At my first school meeting in Dortmund, on the other hand, two big topics of discussion were a) the swine flu and b) what to do in case a student went amok. Fears re the latter had intensified because of a recent incident in a quaint city of half-timbered houses near Stuttgart. In the usually peaceful haven of Winnenden, Tim Kretschmer killed fifteen people and then himself on March 11, 2009. He was only seventeen and came from a fairly well-to-do background. Talk about culture shock! Such an occurrence would have been simply unthinkable in my Senegalese school, so I decided to conduct a bit of research on such incidents in Germany.
Thankfully the most recent attempt, on May 12, 2009, was thwarted in yet another idyllic town, Sankt Augustin, near Bonn, the former German capital. “First I want to see my classmates cry, then I’ll die,” declared Tanja O., 16, a good student, in her farewell letter. She had her attack with a homemade bomb all planned but was foiled by a fellow student who came in to use the bathroom as she was preparing to launch her attack. After badly cutting the other girl, Tanja fled the scene. She was later apprehended and brought to a mental hospital.

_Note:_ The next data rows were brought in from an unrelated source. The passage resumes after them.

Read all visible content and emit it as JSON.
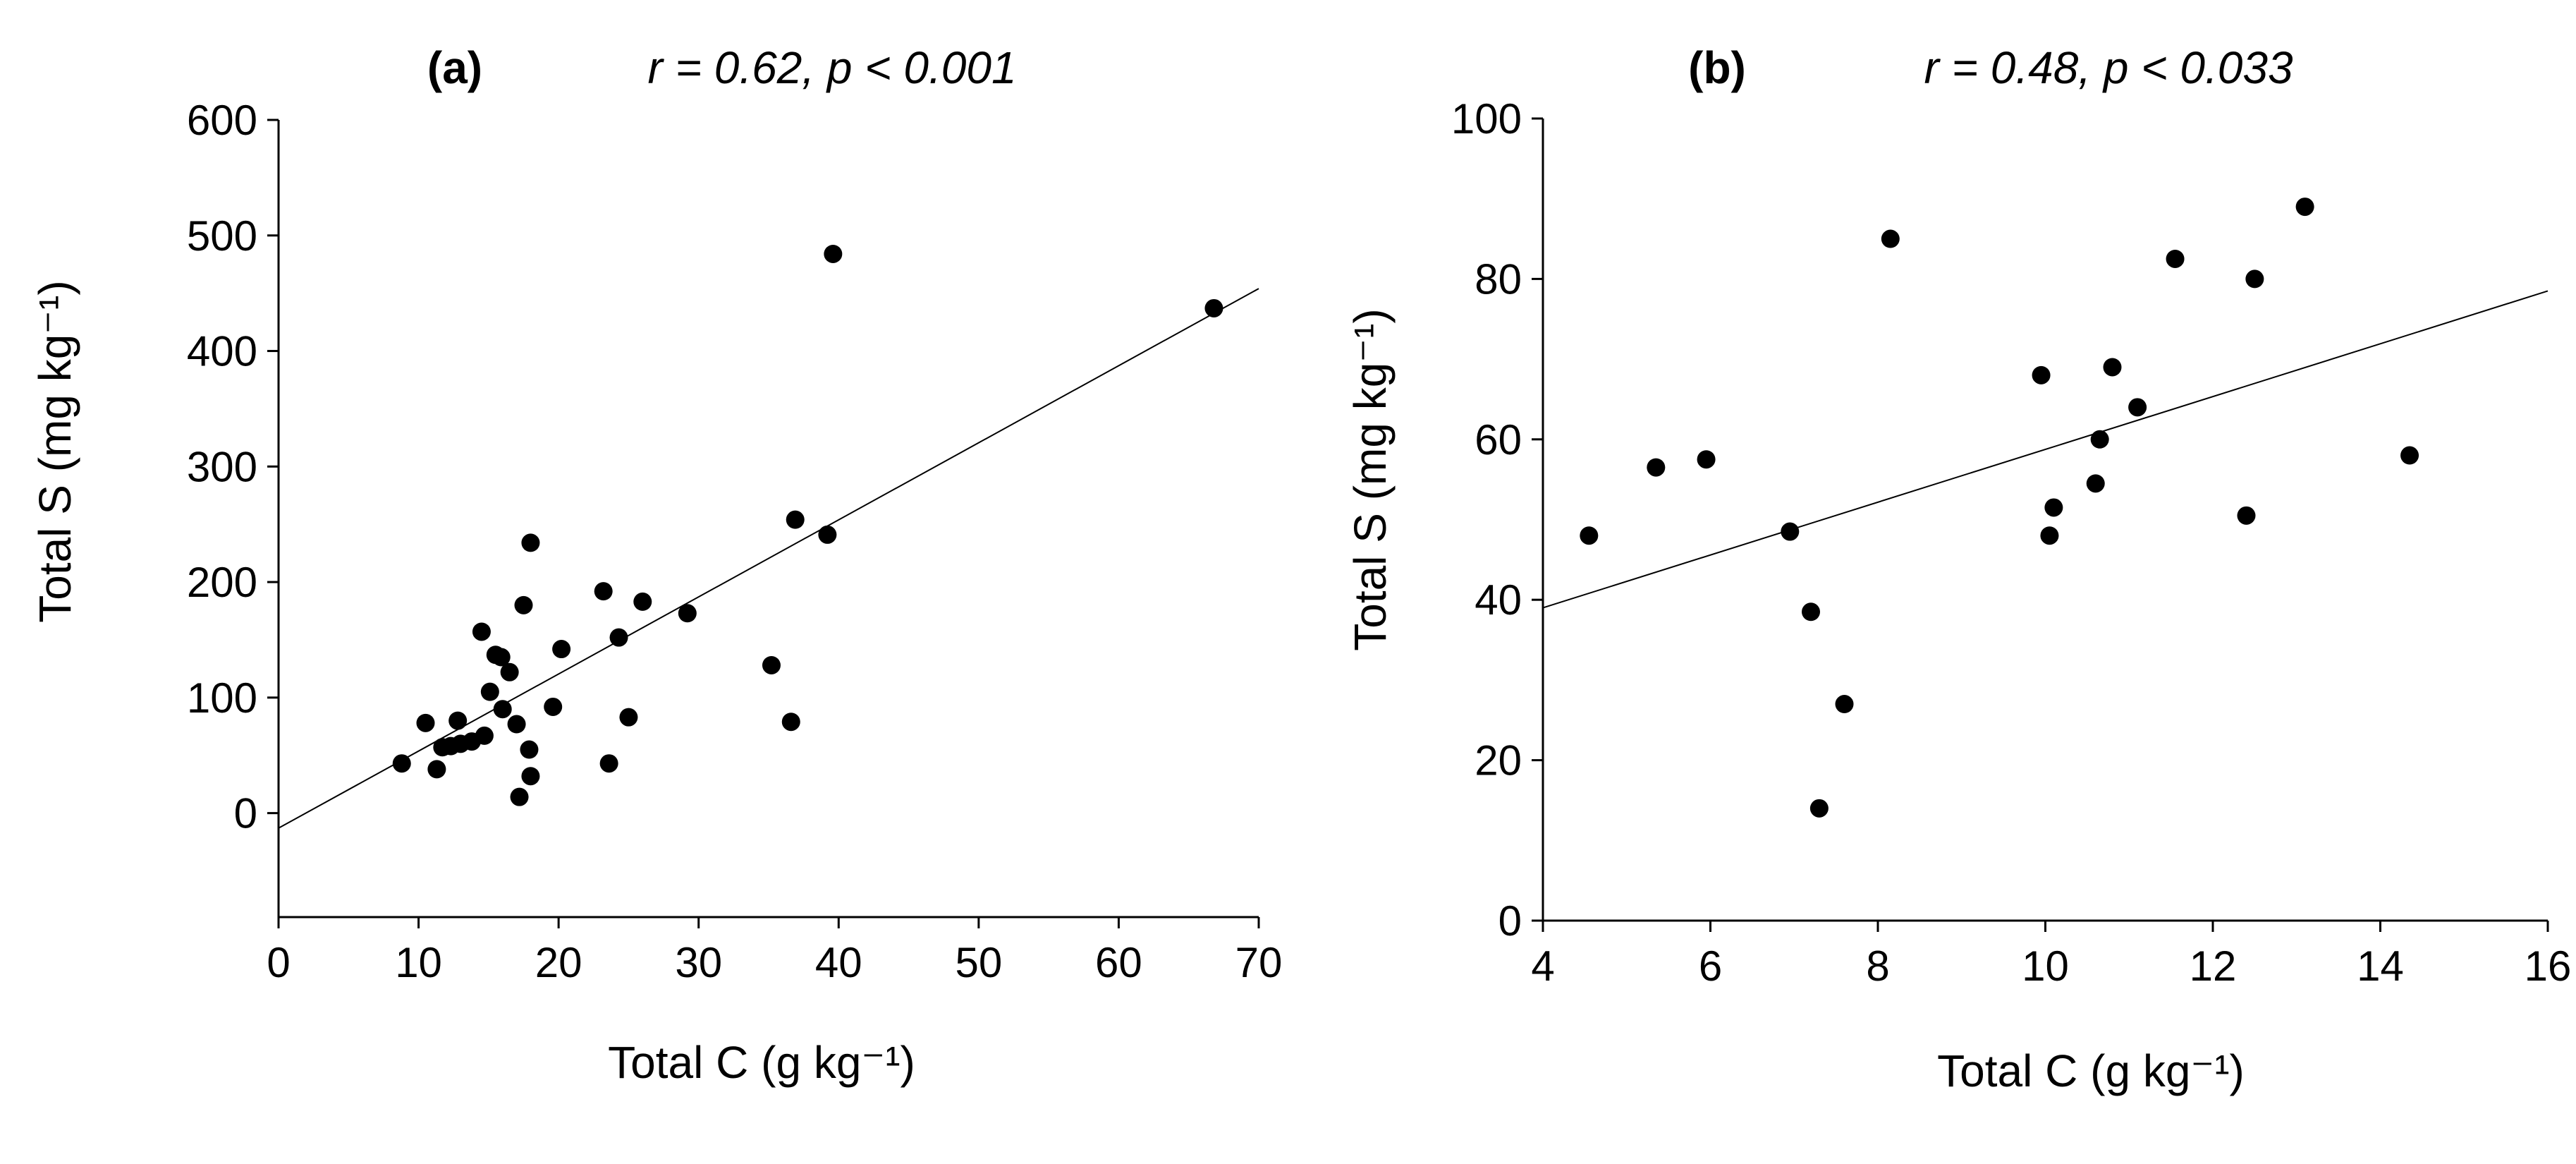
{
  "chart_data": [
    {
      "type": "scatter",
      "panel_label": "(a)",
      "annotation": "r = 0.62, p < 0.001",
      "xlabel": "Total C (g kg⁻¹)",
      "ylabel": "Total S (mg kg⁻¹)",
      "xlim": [
        0,
        70
      ],
      "ylim": [
        -90,
        600
      ],
      "xticks": [
        0,
        10,
        20,
        30,
        40,
        50,
        60,
        70
      ],
      "yticks": [
        0,
        100,
        200,
        300,
        400,
        500,
        600
      ],
      "trendline": {
        "x": [
          0,
          70
        ],
        "y": [
          -13,
          454
        ]
      },
      "points": [
        {
          "x": 8.8,
          "y": 43
        },
        {
          "x": 10.5,
          "y": 78
        },
        {
          "x": 11.3,
          "y": 38
        },
        {
          "x": 11.7,
          "y": 57
        },
        {
          "x": 12.3,
          "y": 58
        },
        {
          "x": 12.8,
          "y": 80
        },
        {
          "x": 13.0,
          "y": 60
        },
        {
          "x": 13.8,
          "y": 62
        },
        {
          "x": 14.5,
          "y": 157
        },
        {
          "x": 14.7,
          "y": 67
        },
        {
          "x": 15.1,
          "y": 105
        },
        {
          "x": 15.5,
          "y": 137
        },
        {
          "x": 15.9,
          "y": 135
        },
        {
          "x": 16.0,
          "y": 90
        },
        {
          "x": 16.5,
          "y": 122
        },
        {
          "x": 17.0,
          "y": 77
        },
        {
          "x": 17.2,
          "y": 14
        },
        {
          "x": 17.5,
          "y": 180
        },
        {
          "x": 17.9,
          "y": 55
        },
        {
          "x": 18.0,
          "y": 32
        },
        {
          "x": 18.0,
          "y": 234
        },
        {
          "x": 19.6,
          "y": 92
        },
        {
          "x": 20.2,
          "y": 142
        },
        {
          "x": 23.2,
          "y": 192
        },
        {
          "x": 23.6,
          "y": 43
        },
        {
          "x": 24.3,
          "y": 152
        },
        {
          "x": 25.0,
          "y": 83
        },
        {
          "x": 26.0,
          "y": 183
        },
        {
          "x": 29.2,
          "y": 173
        },
        {
          "x": 35.2,
          "y": 128
        },
        {
          "x": 36.6,
          "y": 79
        },
        {
          "x": 36.9,
          "y": 254
        },
        {
          "x": 39.2,
          "y": 241
        },
        {
          "x": 39.6,
          "y": 484
        },
        {
          "x": 66.8,
          "y": 437
        }
      ]
    },
    {
      "type": "scatter",
      "panel_label": "(b)",
      "annotation": "r = 0.48, p < 0.033",
      "xlabel": "Total C (g kg⁻¹)",
      "ylabel": "Total S (mg kg⁻¹)",
      "xlim": [
        4,
        16
      ],
      "ylim": [
        0,
        100
      ],
      "xticks": [
        4,
        6,
        8,
        10,
        12,
        14,
        16
      ],
      "yticks": [
        0,
        20,
        40,
        60,
        80,
        100
      ],
      "trendline": {
        "x": [
          4,
          16
        ],
        "y": [
          39,
          78.5
        ]
      },
      "points": [
        {
          "x": 4.55,
          "y": 48
        },
        {
          "x": 5.35,
          "y": 56.5
        },
        {
          "x": 5.95,
          "y": 57.5
        },
        {
          "x": 6.95,
          "y": 48.5
        },
        {
          "x": 7.2,
          "y": 38.5
        },
        {
          "x": 7.3,
          "y": 14
        },
        {
          "x": 7.6,
          "y": 27
        },
        {
          "x": 8.15,
          "y": 85
        },
        {
          "x": 9.95,
          "y": 68
        },
        {
          "x": 10.05,
          "y": 48
        },
        {
          "x": 10.1,
          "y": 51.5
        },
        {
          "x": 10.6,
          "y": 54.5
        },
        {
          "x": 10.65,
          "y": 60
        },
        {
          "x": 10.8,
          "y": 69
        },
        {
          "x": 11.1,
          "y": 64
        },
        {
          "x": 11.55,
          "y": 82.5
        },
        {
          "x": 12.4,
          "y": 50.5
        },
        {
          "x": 12.5,
          "y": 80
        },
        {
          "x": 13.1,
          "y": 89
        },
        {
          "x": 14.35,
          "y": 58
        }
      ]
    }
  ]
}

On April 26, 2002 in Erfurt, 19-year-old Robert Steinhaeuser killed 12 teachers, a secretary, two classmates, and a police officer, culminating in the most massive explosion of violence ever seen in a German school to that date. Towards the end of his shooting spree, he came upon a teacher named Rainer Heise, who looked him in the eye and said, “You can shoot me now.” The youngster allegedly responded politely, “Mr Heise, I’ve done enough for today.” Mr Heise locked the student in a room to await the police; it was in that room that Robert shot himself.
The motive for all this is of course hard to pinpoint, but Robert had been kicked out of the school in 2001 for falsifying a medical excuse note. Without a diploma of any kind, job perspectives were slim and his future thus in jeopardy. He was an avid fan of violent films and video games, so that shortly after his death tighter restrictions for minors were passed in this domain.

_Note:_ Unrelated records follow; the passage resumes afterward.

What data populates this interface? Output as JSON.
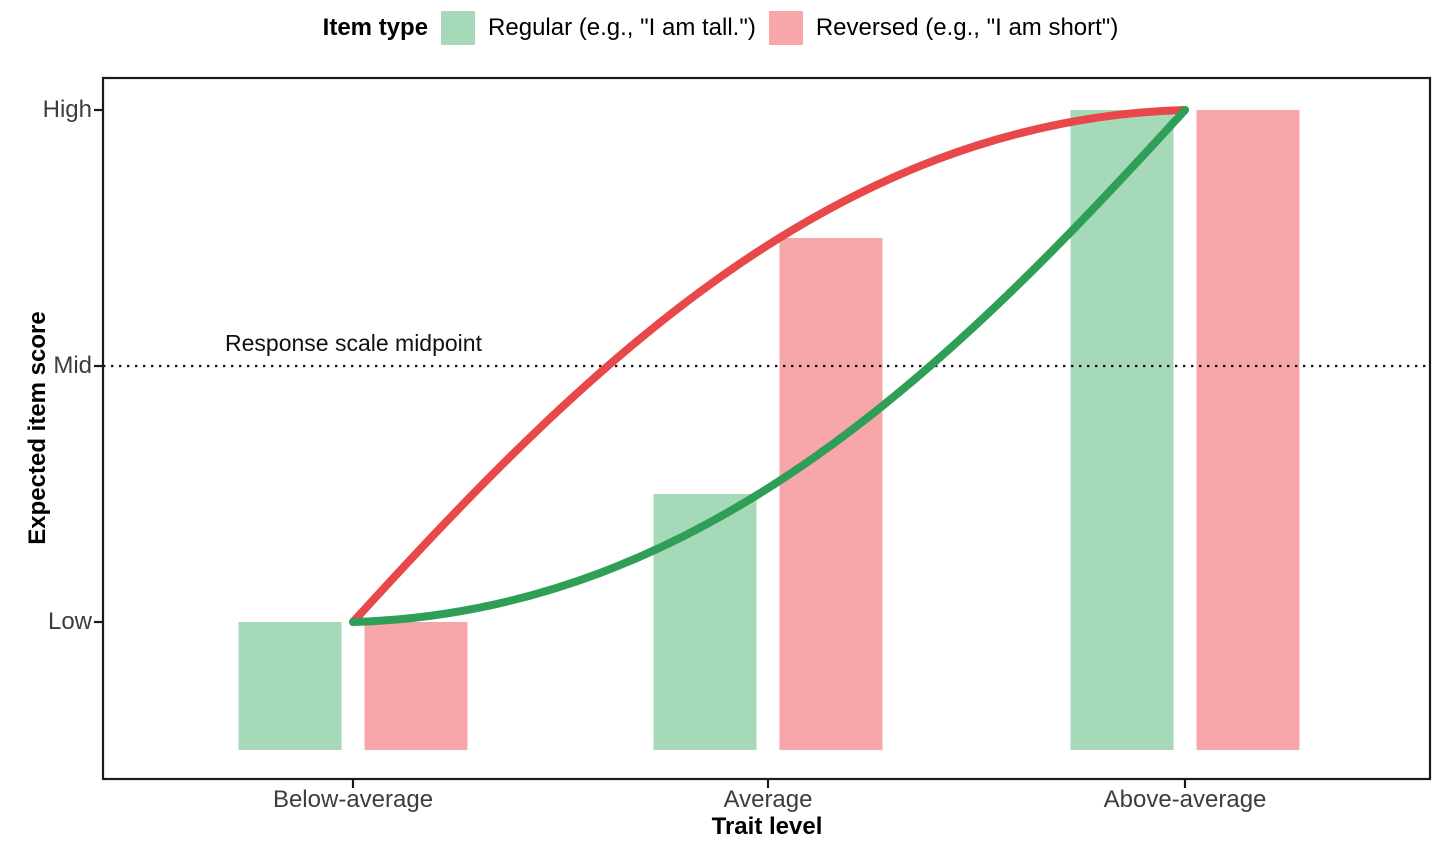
{
  "figure": {
    "background": "#ffffff",
    "panel_border_color": "#1a1a1a",
    "tick_label_color": "#3d3d3d"
  },
  "legend": {
    "title": "Item type",
    "items": [
      {
        "label": "Regular (e.g., \"I am tall.\")",
        "color": "#a6d9b7"
      },
      {
        "label": "Reversed (e.g., \"I am short\")",
        "color": "#f7a6a9"
      }
    ]
  },
  "chart_data": {
    "type": "bar",
    "title": "",
    "xlabel": "Trait level",
    "ylabel": "Expected item score",
    "x_categories": [
      "Below-average",
      "Average",
      "Above-average"
    ],
    "y_tick_labels": [
      "Low",
      "Mid",
      "High"
    ],
    "y_value_scale": {
      "Low": 0,
      "Mid": 0.5,
      "High": 1
    },
    "ylim": [
      -0.25,
      1.0
    ],
    "grid": "off",
    "legend_position": "top",
    "series": [
      {
        "name": "Regular (e.g., \"I am tall.\")",
        "kind": "bar",
        "color": "#a6d9b7",
        "values": [
          0,
          0.25,
          1.0
        ]
      },
      {
        "name": "Reversed (e.g., \"I am short\")",
        "kind": "bar",
        "color": "#f7a6a9",
        "values": [
          0,
          0.75,
          1.0
        ]
      },
      {
        "name": "Regular item curve",
        "kind": "line",
        "color": "#2f9e57",
        "width": 8,
        "curve_bezier": {
          "start": [
            1,
            0
          ],
          "c1": [
            1.85,
            0.02
          ],
          "c2": [
            2.45,
            0.51
          ],
          "end": [
            3,
            1
          ]
        }
      },
      {
        "name": "Reversed item curve",
        "kind": "line",
        "color": "#e8484a",
        "width": 8,
        "curve_bezier": {
          "start": [
            1,
            0
          ],
          "c1": [
            1.55,
            0.49
          ],
          "c2": [
            2.15,
            0.98
          ],
          "end": [
            3,
            1
          ]
        }
      }
    ],
    "reference_line": {
      "y": 0.5,
      "style": "dotted",
      "color": "#111111"
    },
    "annotations": [
      {
        "text": "Response scale midpoint",
        "y": 0.5,
        "position": "above-line-left"
      }
    ]
  }
}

In Emsdetten, a town in North Rhine Westphalia, an 18-year old boy named Sebastian Bosse entered his former school with guns, smoke bombs and a knife on Nov. 20, 2006, injuring several classmates and a teacher before killing himself. He had been the victim of mobbing by his classmates for years and had to repeat two grades because of his poor academic performance, which are some of the reasons given for his action, which he had announced on an internet site two and a half years prior. He worshiped Eric Harris – notorious for his involvement with the Columbine massacre – and towards the end of his life Bosse wrote exclusively in English in his diary so that people all over the world would be able to understand him, as he indicated on Nov. 17, 2006:
All I want now is killing, hating, and scaring as much people as possible!
Sometimes I write shit in English because I want everybody to understand what the hell I’m talking about.

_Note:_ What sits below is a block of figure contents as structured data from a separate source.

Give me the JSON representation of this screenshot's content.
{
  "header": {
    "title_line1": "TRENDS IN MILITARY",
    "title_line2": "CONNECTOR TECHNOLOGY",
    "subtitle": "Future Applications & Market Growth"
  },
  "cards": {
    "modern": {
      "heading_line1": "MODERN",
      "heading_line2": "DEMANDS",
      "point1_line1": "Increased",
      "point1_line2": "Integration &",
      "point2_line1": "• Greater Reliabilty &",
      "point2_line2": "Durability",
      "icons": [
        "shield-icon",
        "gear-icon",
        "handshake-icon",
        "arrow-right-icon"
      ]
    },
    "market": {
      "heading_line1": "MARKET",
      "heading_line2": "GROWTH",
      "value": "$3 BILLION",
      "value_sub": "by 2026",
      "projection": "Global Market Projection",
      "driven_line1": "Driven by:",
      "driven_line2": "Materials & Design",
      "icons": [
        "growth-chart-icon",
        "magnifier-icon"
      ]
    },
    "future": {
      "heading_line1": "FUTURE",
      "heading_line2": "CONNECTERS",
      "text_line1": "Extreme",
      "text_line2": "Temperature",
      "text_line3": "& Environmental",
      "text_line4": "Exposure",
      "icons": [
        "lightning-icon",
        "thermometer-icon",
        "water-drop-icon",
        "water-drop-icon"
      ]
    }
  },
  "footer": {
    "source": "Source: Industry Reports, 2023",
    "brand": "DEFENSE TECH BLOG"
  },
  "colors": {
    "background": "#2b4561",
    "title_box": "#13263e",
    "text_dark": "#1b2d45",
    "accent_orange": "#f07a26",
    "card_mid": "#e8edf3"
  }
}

The boy’s diary ends on the date of the shooting with the pithy note: ”That’s it.”
http://www.menschenkunde.com/
Bosse was apparently also a fan of violent video games, which once again launched a whole political debate about the wisdom of forbidding such games altogether. Even in the preeminent German legal magazine Zeitschrift fuer Rechtspolitik the subject of school killings is raised. In a convincingly argued piece, Michael Koehne argues against stricter regulations on violent video games, saying very sensibly that such games are certainly not the cause of violent behavior and that we need to get to the root of the social problems instead.
In the introductory phase of the class I am now teaching in the social sciences, I will be discussing the topic of violence in schools with my students, along with such insidious new phenomena as ‘sexting’ and cyber bullying - though I sincerely hope with no new incidents to report from anywhere in the world!
(Sadly, the day after I finished this piece a new occurrence of school violence rocked Ansbach, Germany: an 18 year old loner who had long been in psychiatric treatment came to school armed with an ax, two knives and bombs and wounded 8 students and a teacher before the police were able to subdue him).